全国豆腐連合会・日本豆腐協会「JAS法説明会」開催、理解を深めて活用方法を模索

日本豆腐協会・三好兼治会長
日本豆腐協会・三好兼治会長

全国豆腐連合会(全豆連)と日本豆腐協会(日豆協)は5月29日、参議院議員会館で「JAS法説明会」を開いた。

現在、日本の豆腐は規格や定義が定まっていない。そこで、同説明会を通してJASの理解を深め、活用方法を模索していくとした。JASを制定することで、品質を平準化できるだけでなく、輸出の際に品質や特色、技術や取り組みなどを説明・証明できること、品質や仕様以外もJAS規格に制定できること、新しく制定されたJASの事例などが紹介された。

冒頭、日豆協の三好兼治会長や、全豆連の東田和久会長があいさつした。三好会長は、「日本の豆腐は世界に誇れる。最も多様化した文化を持っている。それを発信するためにも豆腐の国内基準を作る必要がある。今は、充填豆腐の規格があるだけだ。絹ごし豆腐や木綿豆腐など豆腐全般を規格化し、世界に豆腐をさらに発信していければと思う」と話した。
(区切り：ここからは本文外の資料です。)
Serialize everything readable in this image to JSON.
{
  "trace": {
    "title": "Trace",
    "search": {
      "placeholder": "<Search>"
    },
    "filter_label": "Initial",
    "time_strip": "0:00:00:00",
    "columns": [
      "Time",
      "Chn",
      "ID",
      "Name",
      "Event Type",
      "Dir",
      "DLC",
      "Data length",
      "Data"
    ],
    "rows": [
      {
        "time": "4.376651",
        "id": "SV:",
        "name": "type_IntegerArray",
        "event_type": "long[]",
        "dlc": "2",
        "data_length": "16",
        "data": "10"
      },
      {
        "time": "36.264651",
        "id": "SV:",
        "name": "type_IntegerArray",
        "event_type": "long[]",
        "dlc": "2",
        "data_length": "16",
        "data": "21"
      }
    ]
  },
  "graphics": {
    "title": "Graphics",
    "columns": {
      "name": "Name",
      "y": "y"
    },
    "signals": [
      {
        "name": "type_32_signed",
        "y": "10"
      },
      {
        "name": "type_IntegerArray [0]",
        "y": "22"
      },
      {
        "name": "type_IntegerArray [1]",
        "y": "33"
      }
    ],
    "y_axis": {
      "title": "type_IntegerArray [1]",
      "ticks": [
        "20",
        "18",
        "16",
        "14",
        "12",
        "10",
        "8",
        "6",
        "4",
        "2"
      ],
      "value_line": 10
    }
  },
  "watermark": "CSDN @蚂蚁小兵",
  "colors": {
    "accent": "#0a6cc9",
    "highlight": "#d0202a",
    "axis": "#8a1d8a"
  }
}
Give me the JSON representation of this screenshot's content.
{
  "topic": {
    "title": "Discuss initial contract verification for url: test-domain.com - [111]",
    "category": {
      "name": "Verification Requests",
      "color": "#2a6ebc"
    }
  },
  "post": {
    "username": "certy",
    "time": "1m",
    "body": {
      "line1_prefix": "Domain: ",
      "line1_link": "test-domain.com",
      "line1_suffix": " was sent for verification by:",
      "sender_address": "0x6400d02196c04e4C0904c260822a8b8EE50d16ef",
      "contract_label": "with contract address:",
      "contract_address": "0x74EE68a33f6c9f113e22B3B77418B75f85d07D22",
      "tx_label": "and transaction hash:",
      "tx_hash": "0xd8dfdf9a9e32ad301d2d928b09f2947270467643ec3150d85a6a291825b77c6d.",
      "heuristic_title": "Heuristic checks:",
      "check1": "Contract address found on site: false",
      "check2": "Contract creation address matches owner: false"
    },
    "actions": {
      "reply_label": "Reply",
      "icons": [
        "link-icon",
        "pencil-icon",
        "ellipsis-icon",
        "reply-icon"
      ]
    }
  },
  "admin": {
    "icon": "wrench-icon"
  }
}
また東田会長は、「豆腐の種類を明確化することがわれわれの仕事だ。お客様は生豆腐と充填豆腐の違いをよく知らない。町の豆腐店やスーパーでは、生豆腐から徐々に充填豆腐に切り替わっている。お客様は豆腐を区別することなく、単においしいから、(商品やブランドが)有名だからという理由で買っている人が多い。多様化するニーズの中でJAS法をいかに活用するかが豆腐業界の宿題のひとつだ」と述べた。

全国豆腐連合会・東田和久会長
全国豆腐連合会・東田和久会長

「JAS法説明会」開催の経緯について、「適正な価格形成に関する協議会」豆腐・納豆ワーキンググループにも参加している、さとの雪食品の村尾誠常務取締役営業推進室室長が説明した。規格が細かく決まっているアイスクリームを例に挙げ、豆腐業界では絹ごし豆腐や木綿豆腐の定義が定められていないことなどを指摘した。「長い歴史を持ちながら、消費者に購入の判断材料を提供できていない。だからこそ値上げをしても消費者に受け入れられづらい。規格や基準が業界や消費者にとって、いかに大事か伝えたい」と訴えた。

〈品質の平準化に加え、事業者や産地の差別化・ブランド化も目的、海外市場も視野に〉

講演は、日本農林規格協会の島﨑眞人専務理事が行った。これまでのJASは、市場に出回る食品・農林水産品の品質を一定範囲にそろえる平準化を目的にしていたが、それに加え、事業者や産地の差別化・ブランド化も目的とするようになった。JASは多様な規格を制定できるようになり、産品の品質・仕様だけでなく、生産・流通プロセス、事業者による産品の取り扱い方法、事業者の経営管理の方法、産品の試験方法、これらに関する用語などが制定できるという。規格に適合していれば、その内容が一見して分かる標語付きのJASマークの表示が可能となる。JASの取得は任意となる。

加えて、食文化や商慣行が異なる海外の取引相手に、日本産品の品質や特色、事業者の技術や取り組みなどを説明・証明する機会が増大し、海外市場も視野に入れるようになってきた。

海外との取引を円滑に進めるためには、日本の事業者にとって取り組みやすく有利に働く規格の制定・活用を進めるとともに、国際的な認知度・影響力を高めていくことが不可欠となる。そのための手法として、JASと調和のとれた国際規格(Codex規格やISO規格)を制定する方法や、JASそのものを海外に浸透・定着させる方法があるという。規格の目的や対象、影響力、実現可能性などを勘案した上で、戦略的に選択していく必要があるとした。

また、近年注目が集まっているSDGsの解決・実現に寄与するJASの規格化を国際展開を見据えて検討している動きがある。日本の有機認証制度は、諸外国と同等性を相互に承認しており、有機JASの認証を受けていれば、輸出先国の有機認証を受けなくとも輸出先国に「有機」として流通できる。この仕組みを利用した有機食品の輸出数量は増加傾向で推移しているという。なお、商品名に「有機」という表記を使う場合、必ずJAS認証を取得する必要がある。

JASの策定は、事業者や産地からの提案を官民連携で規格化している。認証のハードルにも関わるため「策定する際は工夫が必要になる」(島﨑専務理事)とした。